Pulumi, like Terraform, uses the API. So once again you have a state to manage. They, like Terraform, also have a cloud. It has been a few years since I have used the Pulumi cloud, but I enjoyed my time in the Pulumi cloud more than I did in the Terraform cloud.

AWS CDK is backed by CloudFormation - so you write all of your code, and then the CDK translates that into CloudFormation for the actual deployment. It is nice because state management is included, but you will be tied to any limitations of CloudFormation.

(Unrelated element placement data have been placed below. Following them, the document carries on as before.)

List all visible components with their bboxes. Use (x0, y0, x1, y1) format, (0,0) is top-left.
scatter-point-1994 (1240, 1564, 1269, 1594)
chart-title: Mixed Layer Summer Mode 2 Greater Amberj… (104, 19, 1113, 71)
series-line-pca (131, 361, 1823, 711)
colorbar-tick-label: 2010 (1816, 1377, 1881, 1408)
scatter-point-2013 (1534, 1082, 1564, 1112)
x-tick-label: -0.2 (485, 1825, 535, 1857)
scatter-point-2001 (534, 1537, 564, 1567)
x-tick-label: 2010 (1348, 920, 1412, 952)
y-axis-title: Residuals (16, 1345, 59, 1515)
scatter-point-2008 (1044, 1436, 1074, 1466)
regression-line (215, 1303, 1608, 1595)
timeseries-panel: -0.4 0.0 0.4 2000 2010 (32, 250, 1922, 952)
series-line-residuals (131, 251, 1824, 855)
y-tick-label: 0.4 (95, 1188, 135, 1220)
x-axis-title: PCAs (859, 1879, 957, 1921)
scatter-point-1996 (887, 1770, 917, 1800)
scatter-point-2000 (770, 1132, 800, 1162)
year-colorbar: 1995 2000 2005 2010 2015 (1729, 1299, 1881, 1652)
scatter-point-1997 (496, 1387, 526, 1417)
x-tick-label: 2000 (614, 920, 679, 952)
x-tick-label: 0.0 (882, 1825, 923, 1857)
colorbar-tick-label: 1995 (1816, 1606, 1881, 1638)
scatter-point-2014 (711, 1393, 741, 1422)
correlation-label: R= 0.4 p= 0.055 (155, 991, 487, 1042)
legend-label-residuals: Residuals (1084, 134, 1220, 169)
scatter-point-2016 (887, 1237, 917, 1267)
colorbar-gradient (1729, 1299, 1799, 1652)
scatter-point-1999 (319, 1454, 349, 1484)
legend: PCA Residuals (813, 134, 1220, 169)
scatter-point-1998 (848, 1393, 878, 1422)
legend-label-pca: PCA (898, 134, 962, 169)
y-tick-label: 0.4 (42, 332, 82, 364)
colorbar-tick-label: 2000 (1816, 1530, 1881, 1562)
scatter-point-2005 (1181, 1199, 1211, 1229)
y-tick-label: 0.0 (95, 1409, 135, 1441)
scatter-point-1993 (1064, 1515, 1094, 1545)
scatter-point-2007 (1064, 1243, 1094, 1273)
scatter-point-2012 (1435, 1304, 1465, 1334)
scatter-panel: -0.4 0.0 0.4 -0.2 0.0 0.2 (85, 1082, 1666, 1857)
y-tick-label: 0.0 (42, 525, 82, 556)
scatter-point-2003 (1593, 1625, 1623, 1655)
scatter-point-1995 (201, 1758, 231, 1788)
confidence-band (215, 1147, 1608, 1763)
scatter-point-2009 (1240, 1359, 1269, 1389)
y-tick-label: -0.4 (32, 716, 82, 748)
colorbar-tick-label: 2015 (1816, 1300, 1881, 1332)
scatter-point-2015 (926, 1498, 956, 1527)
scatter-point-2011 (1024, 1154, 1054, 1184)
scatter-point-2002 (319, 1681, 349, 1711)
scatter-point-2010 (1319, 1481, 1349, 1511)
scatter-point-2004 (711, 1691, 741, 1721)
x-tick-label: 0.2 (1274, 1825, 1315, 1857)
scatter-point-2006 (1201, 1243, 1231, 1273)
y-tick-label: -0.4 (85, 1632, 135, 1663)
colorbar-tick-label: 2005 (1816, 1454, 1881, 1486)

AWS CDK, kind of like SAM, also has some higher level constructs that allow you to deploy commonly lumped together services with less code. The best example of this is a VPC. At Caylent, I think our standard secure VPC CloudFormation template is 85+ lines and includes the VPC, the subnets, the route tables, the NACLs, IGW, NAT GW, etc. It is also in CloudFormation so certain resources are copy/pasted 2-5 times depending on the VPC. In CDK you can deploy a standard VPC in 3-5 lines of code.

One of the biggest caveats I tell customers when going with CDK/Pulumi is that you shouldn’t just start writing infrastructure from day 1. There is some thought and planning that should go into how you are going to set up your code, should you write certain things as modules, how are you going to enforce standards, etc. This is a coding project, and should be treated as one. It will be much harder to undo in the future given that your production infrastructure might depend on it.

You should also take into consideration that not everyone who needs to interpret your IaC is going to be a developer. Sometimes people from security or ops will need to be able to read and understand your code. Oftentimes explainability and readability can be more important than DRY programming.

Conclusion

In conclusion everyone should use AWS CDK. kthx. Kidding, mostly. In reality I am more in the boat of everyone should use IaC. Pick the one that is right for you and your team to manage. Of the choices above there is no wrong answer. All of the solutions above are long term tools that are here to stay. I have done multiple projects with all of them, and I can tell you that they all work, work well, can be automated, and can be taught to teams.